Evan's academic research was published in the IEEE MLSP 2019 conference paper Towards the Ethical Detection of Online Influence Campaigns, and focuses on methods of reducing algorithmic bias against non-native English speakers in language models trained to detect foreign influence operations on social media. This work was continued in his Master's thesis, Ethical Detection of Online Influence Campaigns Using Transformer Language Models. TRC made these experiments possible, allowing the development of new ethical and effective methods for detecting online influence campaigns.

Ahmed Elnaggar

Ahmed Elnaggar is a research associate at the Technical University of Munich. His main focus of research is self-supervised learning on various modalities (Text, Protein, Source code, Images, and speech) using high-performance computing. TPU Research Cloud program allowed him to access Google TPUs, which provided enormous computing power to train deep learning language models (LMs). During training, these models utilized billions of unlabeled data, and during inference, they provided an accurate feature representation at low inference costs. Two of his recent breakthroughs are ProtTrans and CodeTrans.

In ProtTrans research, he trained six LMs up to 11 billion parameters on un-labeled data up to up to 393 billion amino acids. These models captured various biophysical features of protein sequences, which for the first time outperformed the state-of-the-art without using evolutionary information for tasks such as secondary structure prediction, thereby bypassing expensive database searches.

In CodeTrans research, he trained various encoder-decoder transformer LMs up to 0.7 billion parameters on 38 million un-labeled source code projects for nine programming languages (Python, Java, Go, Php, Ruby, Javascript, C#, SQL, Lisp) and one human language (English). The fine-tuned models outperformed the state-of-the-art models on thirteen software engineering tasks, including code generation and code documentation generation.

Papers

GitHub repositories

Prof. Amnon Shashua's Lab

In our lab, led by Prof. Amnon Shashua with graduate students Or Sharir, Yoav Levine, Noam Wies, Hofit Bata, and Daniel Jannai, we theoretically investigate the mechanisms behind prominent deep learning techniques, and leverage these insights to drive practical innovations.

Lately, we focus on self-attention networks (aka, Transformers), which facilitated recent breakthroughs in language understanding, and are showing promising signals in various other domains.

Our unexpected theoretical findings below were empirically reinforced by targeted and comprehensive experiments (100s of trained models), facilitated by the TFRC program computational resources.

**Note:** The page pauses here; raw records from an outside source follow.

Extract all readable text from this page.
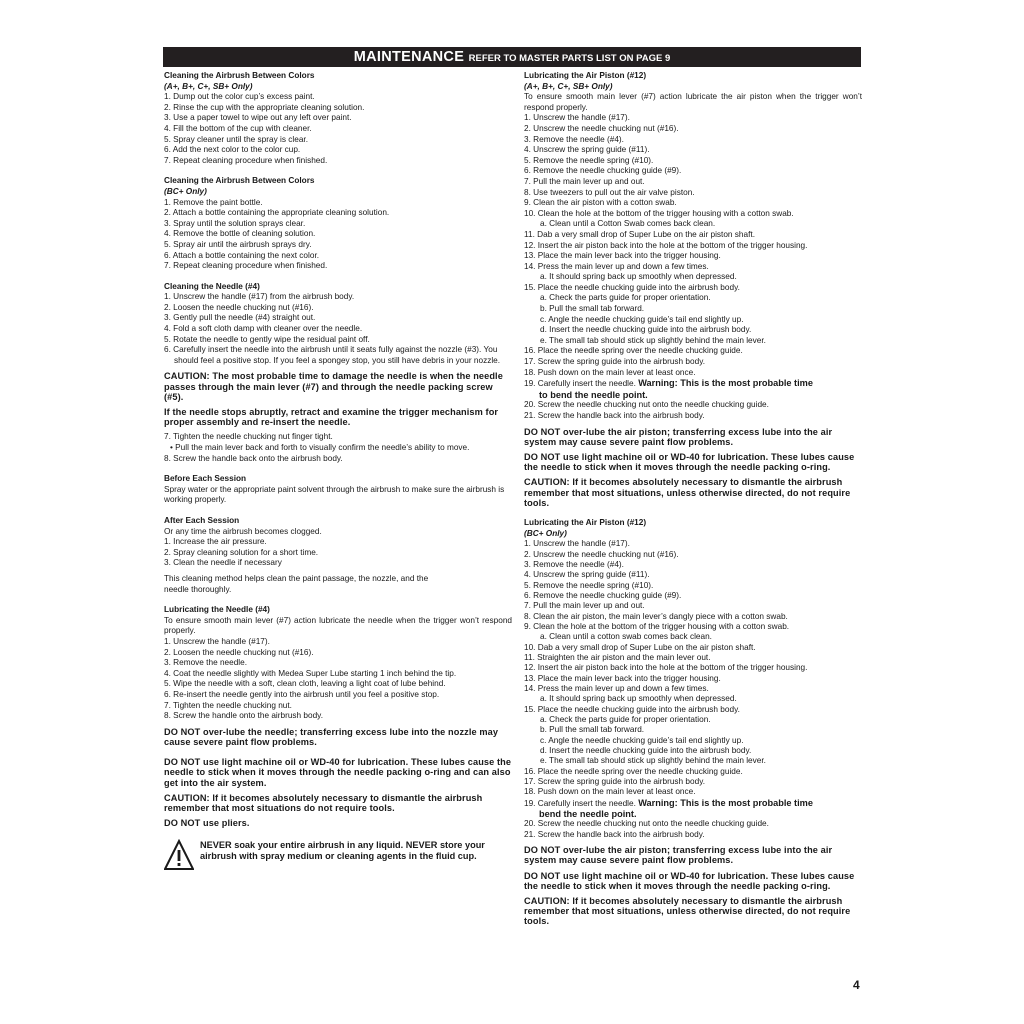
MAINTENANCE REFER TO MASTER PARTS LIST ON PAGE 9
Cleaning the Airbrush Between Colors
(A+, B+, C+, SB+ Only)
1. Dump out the color cup’s excess paint.
2. Rinse the cup with the appropriate cleaning solution.
3. Use a paper towel to wipe out any left over paint.
4. Fill the bottom of the cup with cleaner.
5. Spray cleaner until the spray is clear.
6. Add the next color to the color cup.
7. Repeat cleaning procedure when finished.
Cleaning the Airbrush Between Colors
(BC+ Only)
1. Remove the paint bottle.
2. Attach a bottle containing the appropriate cleaning solution.
3. Spray until the solution sprays clear.
4. Remove the bottle of cleaning solution.
5. Spray air until the airbrush sprays dry.
6. Attach a bottle containing the next color.
7. Repeat cleaning procedure when finished.
Cleaning the Needle (#4)
1. Unscrew the handle (#17) from the airbrush body.
2. Loosen the needle chucking nut (#16).
3. Gently pull the needle (#4) straight out.
4. Fold a soft cloth damp with cleaner over the needle.
5. Rotate the needle to gently wipe the residual paint off.
6. Carefully insert the needle into the airbrush until it seats fully against the nozzle (#3). You should feel a positive stop. If you feel a spongey stop, you still have debris in your nozzle.
CAUTION: The most probable time to damage the needle is when the needle passes through the main lever (#7) and through the needle packing screw (#5).
If the needle stops abruptly, retract and examine the trigger mechanism for proper assembly and re-insert the needle.
7. Tighten the needle chucking nut finger tight.
• Pull the main lever back and forth to visually confirm the needle’s ability to move.
8. Screw the handle back onto the airbrush body.
Before Each Session
Spray water or the appropriate paint solvent through the airbrush to make sure the airbrush is working properly.
After Each Session
Or any time the airbrush becomes clogged.
1. Increase the air pressure.
2. Spray cleaning solution for a short time.
3. Clean the needle if necessary
This cleaning method helps clean the paint passage, the nozzle, and the needle thoroughly.
Lubricating the Needle (#4)
To ensure smooth main lever (#7) action lubricate the needle when the trigger won’t respond properly.
1. Unscrew the handle (#17).
2. Loosen the needle chucking nut (#16).
3. Remove the needle.
4. Coat the needle slightly with Medea Super Lube starting 1 inch behind the tip.
5. Wipe the needle with a soft, clean cloth, leaving a light coat of lube behind.
6. Re-insert the needle gently into the airbrush until you feel a positive stop.
7. Tighten the needle chucking nut.
8. Screw the handle onto the airbrush body.
DO NOT over-lube the needle; transferring excess lube into the nozzle may cause severe paint flow problems.
DO NOT use light machine oil or WD-40 for lubrication. These lubes cause the needle to stick when it moves through the needle packing o-ring and can also get into the air system.
CAUTION: If it becomes absolutely necessary to dismantle the airbrush remember that most situations do not require tools.
DO NOT use pliers.
NEVER soak your entire airbrush in any liquid. NEVER store your airbrush with spray medium or cleaning agents in the fluid cup.
Lubricating the Air Piston (#12)
(A+, B+, C+, SB+ Only)
To ensure smooth main lever (#7) action lubricate the air piston when the trigger won’t respond properly.
1. Unscrew the handle (#17).
2. Unscrew the needle chucking nut (#16).
3. Remove the needle (#4).
4. Unscrew the spring guide (#11).
5. Remove the needle spring (#10).
6. Remove the needle chucking guide (#9).
7. Pull the main lever up and out.
8. Use tweezers to pull out the air valve piston.
9. Clean the air piston with a cotton swab.
10. Clean the hole at the bottom of the trigger housing with a cotton swab.
a. Clean until a Cotton Swab comes back clean.
11. Dab a very small drop of Super Lube on the air piston shaft.
12. Insert the air piston back into the hole at the bottom of the trigger housing.
13. Place the main lever back into the trigger housing.
14. Press the main lever up and down a few times.
a. It should spring back up smoothly when depressed.
15. Place the needle chucking guide into the airbrush body.
a. Check the parts guide for proper orientation.
b. Pull the small tab forward.
c. Angle the needle chucking guide’s tail end slightly up.
d. Insert the needle chucking guide into the airbrush body.
e. The small tab should stick up slightly behind the main lever.
16. Place the needle spring over the needle chucking guide.
17. Screw the spring guide into the airbrush body.
18. Push down on the main lever at least once.
19. Carefully insert the needle. Warning: This is the most probable time
to bend the needle point.
20. Screw the needle chucking nut onto the needle chucking guide.
21. Screw the handle back into the airbrush body.
DO NOT over-lube the air piston; transferring excess lube into the air system may cause severe paint flow problems.
DO NOT use light machine oil or WD-40 for lubrication. These lubes cause the needle to stick when it moves through the needle packing o-ring.
CAUTION: If it becomes absolutely necessary to dismantle the airbrush remember that most situations, unless otherwise directed, do not require tools.
Lubricating the Air Piston (#12)
(BC+ Only)
1. Unscrew the handle (#17).
2. Unscrew the needle chucking nut (#16).
3. Remove the needle (#4).
4. Unscrew the spring guide (#11).
5. Remove the needle spring (#10).
6. Remove the needle chucking guide (#9).
7. Pull the main lever up and out.
8. Clean the air piston, the main lever’s dangly piece with a cotton swab.
9. Clean the hole at the bottom of the trigger housing with a cotton swab.
a. Clean until a cotton swab comes back clean.
10. Dab a very small drop of Super Lube on the air piston shaft.
11. Straighten the air piston and the main lever out.
12. Insert the air piston back into the hole at the bottom of the trigger housing.
13. Place the main lever back into the trigger housing.
14. Press the main lever up and down a few times.
a. It should spring back up smoothly when depressed.
15. Place the needle chucking guide into the airbrush body.
a. Check the parts guide for proper orientation.
b. Pull the small tab forward.
c. Angle the needle chucking guide’s tail end slightly up.
d. Insert the needle chucking guide into the airbrush body.
e. The small tab should stick up slightly behind the main lever.
16. Place the needle spring over the needle chucking guide.
17. Screw the spring guide into the airbrush body.
18. Push down on the main lever at least once.
19. Carefully insert the needle. Warning: This is the most probable time
bend the needle point.
20. Screw the needle chucking nut onto the needle chucking guide.
21. Screw the handle back into the airbrush body.
DO NOT over-lube the air piston; transferring excess lube into the air system may cause severe paint flow problems.
DO NOT use light machine oil or WD-40 for lubrication. These lubes cause the needle to stick when it moves through the needle packing o-ring.
CAUTION: If it becomes absolutely necessary to dismantle the airbrush remember that most situations, unless otherwise directed, do not require tools.
4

The depth-to-width interplay (NeurIPS 2020): Depth has long been suggested as Deep Learning's source of success. However, we prove that in self-attention networks the power of depth can only be unlocked when the width of the model is above a certain threshold. Our results point to inefficiencies in commonly used architectures and prescribe a simple practical formula for the optimal depth-width ratio per parameter budget.

Paper

Blogpost

Which Transformer architecture fits my data? (ICML 2021): Just as depth is limited by width, we prove that width itself is limited by the rank of the input vocabulary matrix. This bears special implications for cutting edge efforts for utilizing self-attention in non-language domains (e.g., images).

Paper

Wisdom d'Almeida

Hi! I'm Wisdom and I joined the TRC program in 2018 when it was still TFRC :) Access to the TRC Compute helped me run large-scale experiments on radiology report generation from Chest X-ray images. The idea was to train powerful language models on image and text data jointly, in such a way that models can generate clinically-pertinent natural language reports (including findings and impression sections) at test time, in order to support Chest X-ray disease predictions with some textual evidence or explanation. The output of my work constituted the main portion of my Master's thesis (not online unfortunately), and motivated further research on imbuing clinical awareness into language models with design and data inductive biases. Some of these follow-up works, still backed up by TRC Compute, were presented at venues such as Stanford's Frontier of Assisted Care Scientific Symposium, and the Montreal AI Symposium.